Pile drivers and fencing will greet visitors to downtown Wayzata this summer -- as well as some new sidewalks, green park areas and outdoor dining.
The picturesque west-metro city on Lake Minnetonka is moving forward on several fronts and is launching an unprecedented effort to spend as much as $100,000 to develop a 10-year plan to optimize its lakefront setting.
City Council Member Andrew Mullin said that for decades, Wayzata's prime location and high land values attracted a healthy mix of shops, restaurants and commercial businesses. But that has changed in the past few years.
The city's former retail hub, the 1960s-vintage Wayzata Bay Center, now stands empty on 16 acres on the edge of downtown. Its one-story brick buildings look like islands in a sea of asphalt.
As businesses left and shoppers went elsewhere, the remaining restaurants and retailers suffered, and things got much worse when the recession hit.

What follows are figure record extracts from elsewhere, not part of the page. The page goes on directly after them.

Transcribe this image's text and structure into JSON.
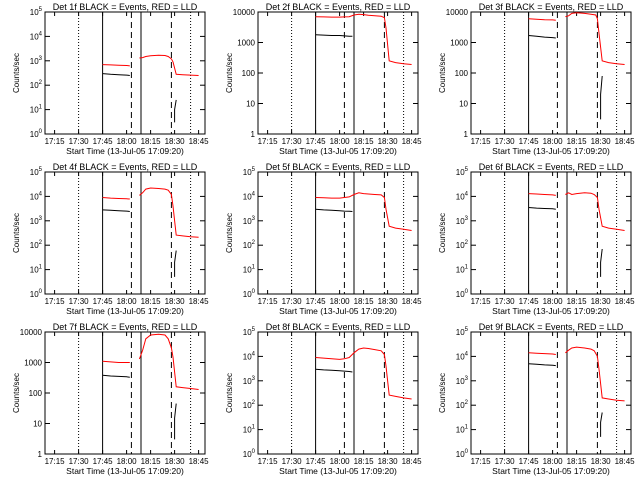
{
  "xlabel": "Start Time (13-Jul-05 17:09:20)",
  "ylabel": "Counts/sec",
  "x_ticks": [
    "17:15",
    "17:30",
    "17:45",
    "18:00",
    "18:15",
    "18:30",
    "18:45"
  ],
  "colors": {
    "events": "#000000",
    "lld": "#ff0000",
    "axes": "#000000"
  },
  "chart_data": [
    {
      "type": "line",
      "title": "Det 1f BLACK = Events, RED = LLD",
      "ylim": [
        1,
        100000
      ],
      "ytick_style": "exp",
      "y_ticks": [
        "10^0",
        "10^1",
        "10^2",
        "10^3",
        "10^4",
        "10^5"
      ],
      "markers": {
        "dotted": [
          "17:30",
          "18:40"
        ],
        "solid": [
          "17:45",
          "18:09"
        ],
        "dashed": [
          "18:03",
          "18:28"
        ]
      },
      "series": [
        {
          "role": "events",
          "x": [
            "17:45",
            "17:50",
            "17:55",
            "18:00",
            "18:02"
          ],
          "y": [
            300,
            280,
            270,
            260,
            250
          ]
        },
        {
          "role": "events",
          "x": [
            "18:30",
            "18:30",
            "18:31"
          ],
          "y": [
            3,
            10,
            25
          ]
        },
        {
          "role": "lld",
          "x": [
            "17:45",
            "17:50",
            "17:55",
            "18:00",
            "18:02"
          ],
          "y": [
            700,
            680,
            660,
            640,
            620
          ]
        },
        {
          "role": "lld",
          "x": [
            "18:08",
            "18:10",
            "18:12",
            "18:15",
            "18:20",
            "18:24",
            "18:26",
            "18:28",
            "18:29",
            "18:31",
            "18:35",
            "18:40",
            "18:45"
          ],
          "y": [
            1300,
            1350,
            1500,
            1600,
            1700,
            1650,
            1500,
            1200,
            900,
            280,
            270,
            260,
            250
          ]
        }
      ]
    },
    {
      "type": "line",
      "title": "Det 2f BLACK = Events, RED = LLD",
      "ylim": [
        1,
        10000
      ],
      "ytick_style": "plain",
      "y_ticks": [
        "1",
        "10",
        "100",
        "1000",
        "10000"
      ],
      "markers": {
        "dotted": [
          "17:30",
          "18:40"
        ],
        "solid": [
          "17:45",
          "18:09"
        ],
        "dashed": [
          "18:03",
          "18:28"
        ]
      },
      "series": [
        {
          "role": "events",
          "x": [
            "17:45",
            "17:50",
            "17:55",
            "18:00",
            "18:03",
            "18:06",
            "18:08"
          ],
          "y": [
            1800,
            1750,
            1700,
            1700,
            1650,
            1600,
            1600
          ]
        },
        {
          "role": "lld",
          "x": [
            "17:45",
            "17:50",
            "17:55",
            "18:00",
            "18:03",
            "18:06",
            "18:09",
            "18:12",
            "18:15",
            "18:18",
            "18:22",
            "18:26",
            "18:28",
            "18:29",
            "18:31",
            "18:35",
            "18:40",
            "18:45"
          ],
          "y": [
            7000,
            6900,
            6800,
            6800,
            6900,
            7000,
            8000,
            8500,
            8200,
            7800,
            7500,
            7300,
            6500,
            3000,
            250,
            220,
            200,
            190
          ]
        }
      ]
    },
    {
      "type": "line",
      "title": "Det 3f BLACK = Events, RED = LLD",
      "ylim": [
        1,
        10000
      ],
      "ytick_style": "plain",
      "y_ticks": [
        "1",
        "10",
        "100",
        "1000",
        "10000"
      ],
      "markers": {
        "dotted": [
          "17:30",
          "18:40"
        ],
        "solid": [
          "17:45",
          "18:09"
        ],
        "dashed": [
          "18:03",
          "18:28"
        ]
      },
      "series": [
        {
          "role": "events",
          "x": [
            "17:45",
            "17:50",
            "17:55",
            "18:00",
            "18:02"
          ],
          "y": [
            1700,
            1600,
            1500,
            1450,
            1400
          ]
        },
        {
          "role": "events",
          "x": [
            "18:30",
            "18:30",
            "18:31"
          ],
          "y": [
            3,
            20,
            80
          ]
        },
        {
          "role": "lld",
          "x": [
            "17:45",
            "17:50",
            "17:55",
            "18:00",
            "18:02"
          ],
          "y": [
            6000,
            5800,
            5600,
            5500,
            5400
          ]
        },
        {
          "role": "lld",
          "x": [
            "18:08",
            "18:10",
            "18:12",
            "18:15",
            "18:20",
            "18:24",
            "18:27",
            "18:28",
            "18:29",
            "18:31",
            "18:35",
            "18:40",
            "18:45"
          ],
          "y": [
            7000,
            7500,
            9000,
            9500,
            9000,
            8500,
            8000,
            6000,
            2000,
            250,
            220,
            200,
            190
          ]
        }
      ]
    },
    {
      "type": "line",
      "title": "Det 4f BLACK = Events, RED = LLD",
      "ylim": [
        1,
        100000
      ],
      "ytick_style": "exp",
      "y_ticks": [
        "10^0",
        "10^1",
        "10^2",
        "10^3",
        "10^4",
        "10^5"
      ],
      "markers": {
        "dotted": [
          "17:30",
          "18:40"
        ],
        "solid": [
          "17:45",
          "18:09"
        ],
        "dashed": [
          "18:03",
          "18:28"
        ]
      },
      "series": [
        {
          "role": "events",
          "x": [
            "17:45",
            "17:50",
            "17:55",
            "18:00",
            "18:02"
          ],
          "y": [
            2800,
            2700,
            2600,
            2500,
            2400
          ]
        },
        {
          "role": "events",
          "x": [
            "18:30",
            "18:30",
            "18:31"
          ],
          "y": [
            5,
            20,
            60
          ]
        },
        {
          "role": "lld",
          "x": [
            "17:45",
            "17:50",
            "17:55",
            "18:00",
            "18:02"
          ],
          "y": [
            9000,
            8500,
            8200,
            8000,
            7800
          ]
        },
        {
          "role": "lld",
          "x": [
            "18:08",
            "18:10",
            "18:12",
            "18:15",
            "18:20",
            "18:24",
            "18:26",
            "18:28",
            "18:29",
            "18:31",
            "18:35",
            "18:40",
            "18:45"
          ],
          "y": [
            11000,
            14000,
            20000,
            22000,
            21000,
            20000,
            18000,
            12000,
            4000,
            260,
            240,
            220,
            210
          ]
        }
      ]
    },
    {
      "type": "line",
      "title": "Det 5f BLACK = Events, RED = LLD",
      "ylim": [
        1,
        100000
      ],
      "ytick_style": "exp",
      "y_ticks": [
        "10^0",
        "10^1",
        "10^2",
        "10^3",
        "10^4",
        "10^5"
      ],
      "markers": {
        "dotted": [
          "17:30",
          "18:40"
        ],
        "solid": [
          "17:45",
          "18:09"
        ],
        "dashed": [
          "18:03",
          "18:28"
        ]
      },
      "series": [
        {
          "role": "events",
          "x": [
            "17:45",
            "17:50",
            "17:55",
            "18:00",
            "18:03",
            "18:06",
            "18:08"
          ],
          "y": [
            3000,
            2800,
            2700,
            2600,
            2500,
            2450,
            2400
          ]
        },
        {
          "role": "lld",
          "x": [
            "17:45",
            "17:50",
            "17:55",
            "18:00",
            "18:03",
            "18:06",
            "18:09",
            "18:12",
            "18:15",
            "18:18",
            "18:22",
            "18:26",
            "18:28",
            "18:29",
            "18:31",
            "18:35",
            "18:40",
            "18:45"
          ],
          "y": [
            9000,
            8800,
            8500,
            8500,
            9000,
            9500,
            12000,
            14000,
            13000,
            12500,
            12000,
            11500,
            9000,
            3000,
            600,
            500,
            450,
            400
          ]
        }
      ]
    },
    {
      "type": "line",
      "title": "Det 6f BLACK = Events, RED = LLD",
      "ylim": [
        1,
        100000
      ],
      "ytick_style": "exp",
      "y_ticks": [
        "10^0",
        "10^1",
        "10^2",
        "10^3",
        "10^4",
        "10^5"
      ],
      "markers": {
        "dotted": [
          "17:30",
          "18:40"
        ],
        "solid": [
          "17:45",
          "18:09"
        ],
        "dashed": [
          "18:03",
          "18:28"
        ]
      },
      "series": [
        {
          "role": "events",
          "x": [
            "17:45",
            "17:50",
            "17:55",
            "18:00",
            "18:02"
          ],
          "y": [
            3500,
            3300,
            3200,
            3100,
            3000
          ]
        },
        {
          "role": "events",
          "x": [
            "18:30",
            "18:30",
            "18:31"
          ],
          "y": [
            5,
            20,
            70
          ]
        },
        {
          "role": "lld",
          "x": [
            "17:45",
            "17:50",
            "17:55",
            "18:00",
            "18:02"
          ],
          "y": [
            13000,
            12500,
            12000,
            11500,
            11000
          ]
        },
        {
          "role": "lld",
          "x": [
            "18:08",
            "18:10",
            "18:12",
            "18:15",
            "18:20",
            "18:24",
            "18:26",
            "18:28",
            "18:29",
            "18:31",
            "18:35",
            "18:40",
            "18:45"
          ],
          "y": [
            12000,
            14000,
            12000,
            13000,
            14000,
            13500,
            12000,
            9000,
            3000,
            600,
            500,
            450,
            400
          ]
        }
      ]
    },
    {
      "type": "line",
      "title": "Det 7f BLACK = Events, RED = LLD",
      "ylim": [
        1,
        10000
      ],
      "ytick_style": "plain",
      "y_ticks": [
        "1",
        "10",
        "100",
        "1000",
        "10000"
      ],
      "markers": {
        "dotted": [
          "17:30",
          "18:40"
        ],
        "solid": [
          "17:45",
          "18:09"
        ],
        "dashed": [
          "18:03",
          "18:28"
        ]
      },
      "series": [
        {
          "role": "events",
          "x": [
            "17:45",
            "17:50",
            "17:55",
            "18:00",
            "18:02"
          ],
          "y": [
            380,
            360,
            350,
            340,
            330
          ]
        },
        {
          "role": "events",
          "x": [
            "18:30",
            "18:30",
            "18:31"
          ],
          "y": [
            3,
            15,
            45
          ]
        },
        {
          "role": "lld",
          "x": [
            "17:45",
            "17:50",
            "17:55",
            "18:00",
            "18:02"
          ],
          "y": [
            1100,
            1050,
            1000,
            1000,
            1000
          ]
        },
        {
          "role": "lld",
          "x": [
            "18:08",
            "18:10",
            "18:12",
            "18:15",
            "18:20",
            "18:24",
            "18:26",
            "18:28",
            "18:29",
            "18:31",
            "18:35",
            "18:40",
            "18:45"
          ],
          "y": [
            1300,
            2500,
            6000,
            8000,
            8500,
            8000,
            6000,
            3000,
            1500,
            160,
            150,
            140,
            130
          ]
        }
      ]
    },
    {
      "type": "line",
      "title": "Det 8f BLACK = Events, RED = LLD",
      "ylim": [
        1,
        100000
      ],
      "ytick_style": "exp",
      "y_ticks": [
        "10^0",
        "10^1",
        "10^2",
        "10^3",
        "10^4",
        "10^5"
      ],
      "markers": {
        "dotted": [
          "17:30",
          "18:40"
        ],
        "solid": [
          "17:45",
          "18:09"
        ],
        "dashed": [
          "18:03",
          "18:28"
        ]
      },
      "series": [
        {
          "role": "events",
          "x": [
            "17:45",
            "17:50",
            "17:55",
            "18:00",
            "18:03",
            "18:06",
            "18:08"
          ],
          "y": [
            3000,
            2800,
            2700,
            2600,
            2500,
            2400,
            2300
          ]
        },
        {
          "role": "lld",
          "x": [
            "17:45",
            "17:50",
            "17:55",
            "18:00",
            "18:03",
            "18:06",
            "18:09",
            "18:12",
            "18:15",
            "18:18",
            "18:22",
            "18:26",
            "18:28",
            "18:29",
            "18:31",
            "18:35",
            "18:40",
            "18:45"
          ],
          "y": [
            9000,
            8500,
            8000,
            7500,
            8000,
            9000,
            14000,
            20000,
            22000,
            21000,
            19000,
            17000,
            12000,
            4000,
            260,
            230,
            200,
            180
          ]
        }
      ]
    },
    {
      "type": "line",
      "title": "Det 9f BLACK = Events, RED = LLD",
      "ylim": [
        1,
        100000
      ],
      "ytick_style": "exp",
      "y_ticks": [
        "10^0",
        "10^1",
        "10^2",
        "10^3",
        "10^4",
        "10^5"
      ],
      "markers": {
        "dotted": [
          "17:30",
          "18:40"
        ],
        "solid": [
          "17:45",
          "18:09"
        ],
        "dashed": [
          "18:03",
          "18:28"
        ]
      },
      "series": [
        {
          "role": "events",
          "x": [
            "17:45",
            "17:50",
            "17:55",
            "18:00",
            "18:02"
          ],
          "y": [
            5000,
            4800,
            4500,
            4300,
            4200
          ]
        },
        {
          "role": "events",
          "x": [
            "18:30",
            "18:30",
            "18:31"
          ],
          "y": [
            5,
            20,
            50
          ]
        },
        {
          "role": "lld",
          "x": [
            "17:45",
            "17:50",
            "17:55",
            "18:00",
            "18:02"
          ],
          "y": [
            14000,
            13500,
            13000,
            12500,
            12000
          ]
        },
        {
          "role": "lld",
          "x": [
            "18:08",
            "18:10",
            "18:12",
            "18:15",
            "18:20",
            "18:24",
            "18:26",
            "18:28",
            "18:29",
            "18:31",
            "18:35",
            "18:40",
            "18:45"
          ],
          "y": [
            14000,
            18000,
            22000,
            24000,
            22000,
            20000,
            17000,
            10000,
            3000,
            200,
            180,
            160,
            150
          ]
        }
      ]
    }
  ]
}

"We really had a tremendous body blow to our retail community," Mullin said. "We saw a lot of retailers leaving, and that was a new experience for us."
Empty storefronts translated into less property-tax income, straining the city's budget and leading to cutbacks.
Mullin has worked on a diverse task force for most of the past year to turn things around, in part by taking a fresh look at the city's signature asset: 3,660 feet of city-owned property along the lake.